12 ounces fresh or frozen, peeled crawfish tails (if you use shrimp, omit the
12 ounces dried fettuccine, broken
3/4 cup coarsely chopped green sweet pepper
1/2 cup chopped onion
2 cloves garlic, minced
3 tablespoons butter or margarine
2 tablespoons all-purpose flour
1/4 to 1/2 teaspoon ground red pepper
1/4 teaspoon salt
1 1/2 cups half and half, light cream or milk
1 cup shredded American cheese (4 ounces)
2 tablespoons snipped fresh parsley
1/4 cup grated Parmesan cheese
Thaw crawfish, if frozen. In a Dutch over or large saucepan, cook fettuccine
according to package directions. Drain; return to pot.

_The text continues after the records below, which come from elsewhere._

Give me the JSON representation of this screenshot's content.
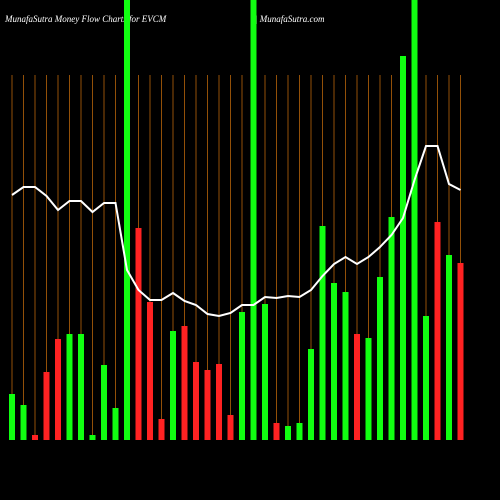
{
  "chart_data": {
    "type": "bar",
    "title": "MunafaSutra  Money Flow  Charts for EVCM",
    "site": "| MunafaSutra.com",
    "categories": [
      null,
      null,
      null,
      null,
      null,
      null,
      null,
      null,
      null,
      null,
      null,
      null,
      null,
      null,
      null,
      null,
      null,
      null,
      null,
      null,
      null,
      null,
      null,
      null,
      null,
      null,
      null,
      null,
      null,
      null,
      null,
      null,
      null,
      null,
      null,
      null,
      null,
      null,
      null,
      null
    ],
    "values": [
      46,
      35,
      5,
      68,
      101,
      106,
      106,
      5,
      75,
      32,
      440,
      212,
      138,
      21,
      109,
      114,
      78,
      70,
      76,
      25,
      128,
      440,
      136,
      17,
      14,
      17,
      91,
      214,
      157,
      148,
      106,
      102,
      163,
      223,
      384,
      440,
      124,
      218,
      185,
      177
    ],
    "colors": [
      "#1f1",
      "#1f1",
      "#f22",
      "#f22",
      "#f22",
      "#1f1",
      "#1f1",
      "#1f1",
      "#1f1",
      "#1f1",
      "#1f1",
      "#f22",
      "#f22",
      "#f22",
      "#1f1",
      "#f22",
      "#f22",
      "#f22",
      "#f22",
      "#f22",
      "#1f1",
      "#1f1",
      "#1f1",
      "#f22",
      "#1f1",
      "#1f1",
      "#1f1",
      "#1f1",
      "#1f1",
      "#1f1",
      "#f22",
      "#1f1",
      "#1f1",
      "#1f1",
      "#1f1",
      "#1f1",
      "#1f1",
      "#f22",
      "#1f1",
      "#f22"
    ],
    "line": {
      "color": "#ffffff",
      "values": [
        245,
        253,
        253,
        244,
        230,
        239,
        239,
        228,
        237,
        237,
        170,
        150,
        140,
        140,
        147,
        139,
        135,
        126,
        124,
        127,
        135,
        135,
        143,
        142,
        144,
        143,
        150,
        164,
        176,
        183,
        176,
        183,
        193,
        205,
        222,
        260,
        294,
        294,
        256,
        250
      ]
    },
    "ylim": [
      0,
      440
    ]
  }
}
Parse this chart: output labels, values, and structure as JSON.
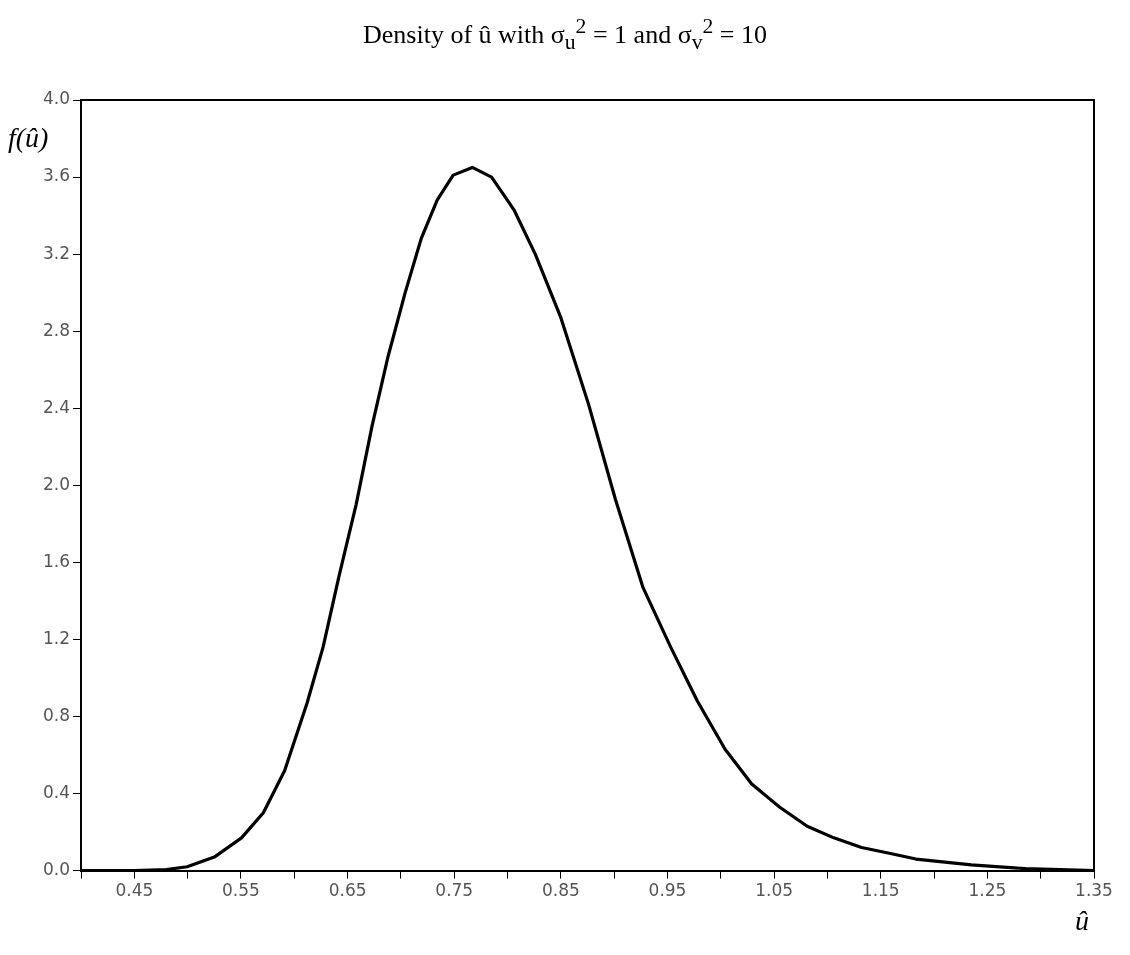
{
  "chart_data": {
    "type": "line",
    "title": "Density of û with σ$_{u}$$^{2}$ = 1 and σ$_{v}$$^{2}$ = 10",
    "xlabel": "û",
    "ylabel": "f(û)",
    "series": [
      {
        "color": "#000000",
        "x": [
          0.4,
          0.45,
          0.48,
          0.4995,
          0.525,
          0.5505,
          0.571,
          0.591,
          0.612,
          0.627,
          0.642,
          0.658,
          0.673,
          0.688,
          0.704,
          0.719,
          0.734,
          0.749,
          0.767,
          0.785,
          0.806,
          0.826,
          0.85,
          0.876,
          0.901,
          0.927,
          0.953,
          0.978,
          1.004,
          1.029,
          1.055,
          1.081,
          1.106,
          1.132,
          1.158,
          1.183,
          1.235,
          1.286,
          1.35
        ],
        "values": [
          0,
          0,
          0.005,
          0.02,
          0.07,
          0.17,
          0.3,
          0.52,
          0.87,
          1.16,
          1.53,
          1.9,
          2.31,
          2.67,
          3.0,
          3.28,
          3.48,
          3.61,
          3.65,
          3.6,
          3.43,
          3.2,
          2.87,
          2.42,
          1.93,
          1.47,
          1.16,
          0.88,
          0.63,
          0.45,
          0.33,
          0.23,
          0.17,
          0.12,
          0.09,
          0.06,
          0.03,
          0.01,
          0
        ]
      }
    ],
    "xlim": [
      0.4,
      1.35
    ],
    "xticks": [
      {
        "value": 0.4,
        "label": null
      },
      0.45,
      {
        "value": 0.5,
        "label": null
      },
      0.55,
      {
        "value": 0.6,
        "label": null
      },
      0.65,
      {
        "value": 0.7,
        "label": null
      },
      0.75,
      {
        "value": 0.8,
        "label": null
      },
      0.85,
      {
        "value": 0.9,
        "label": null
      },
      0.95,
      {
        "value": 1.0,
        "label": null
      },
      1.05,
      {
        "value": 1.1,
        "label": null
      },
      1.15,
      {
        "value": 1.2,
        "label": null
      },
      1.25,
      {
        "value": 1.3,
        "label": null
      },
      1.35
    ],
    "ylim": [
      0,
      4
    ],
    "yticks": [
      {
        "value": 0,
        "label": "0.0"
      },
      0.4,
      0.8,
      1.2,
      1.6,
      {
        "value": 2,
        "label": "2.0"
      },
      2.4,
      2.8,
      3.2,
      3.6,
      {
        "value": 4,
        "label": "4.0"
      }
    ],
    "grid": false,
    "legend": false,
    "marker": "none",
    "line_style": "solid"
  }
}
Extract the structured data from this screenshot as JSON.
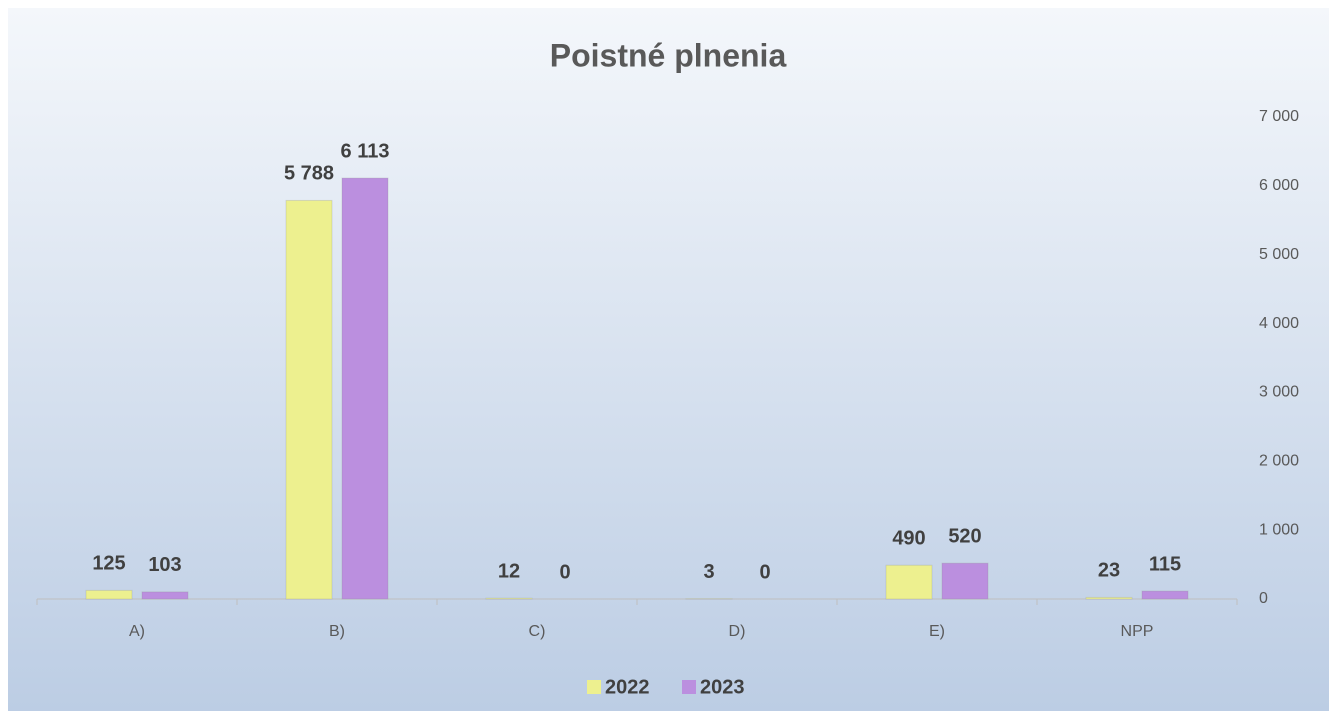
{
  "chart_data": {
    "type": "bar",
    "title": "Poistné plnenia",
    "categories": [
      "A)",
      "B)",
      "C)",
      "D)",
      "E)",
      "NPP"
    ],
    "series": [
      {
        "name": "2022",
        "color": "#edf08f",
        "values": [
          125,
          5788,
          12,
          3,
          490,
          23
        ],
        "value_labels": [
          "125",
          "5 788",
          "12",
          "3",
          "490",
          "23"
        ]
      },
      {
        "name": "2023",
        "color": "#bb8fdf",
        "values": [
          103,
          6113,
          0,
          0,
          520,
          115
        ],
        "value_labels": [
          "103",
          "6 113",
          "0",
          "0",
          "520",
          "115"
        ]
      }
    ],
    "ylim": [
      0,
      7000
    ],
    "yticks": [
      0,
      {
        "value": 1000,
        "label": "1 000"
      },
      {
        "value": 2000,
        "label": "2 000"
      },
      {
        "value": 3000,
        "label": "3 000"
      },
      {
        "value": 4000,
        "label": "4 000"
      },
      {
        "value": 5000,
        "label": "5 000"
      },
      {
        "value": 6000,
        "label": "6 000"
      },
      {
        "value": 7000,
        "label": "7 000"
      }
    ],
    "y_axis_side": "right",
    "legend": "bottom"
  }
}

Meanwhile in a large saucepan or skillet, cook sweet pepper, onion and garlic in
butter or margarine about 5 minutes or until tender. Stir in flour, ground red
pepper and salt. Add half & half, light cream, or milk. Cook and stir over
medium hat until thickened and bubbly. Add American cheese stirring until
melted. Remove from heat.
Stir in crawfish and parsley. Pour sauce over fettuccine in pot, tossing gently
to coat. Spread mixture evenly in an ungreased 3 quart baking dish. Sprinkle
with Parmesan cheese.
Bake covered, in a 350º oven for 20 to 25 minutes.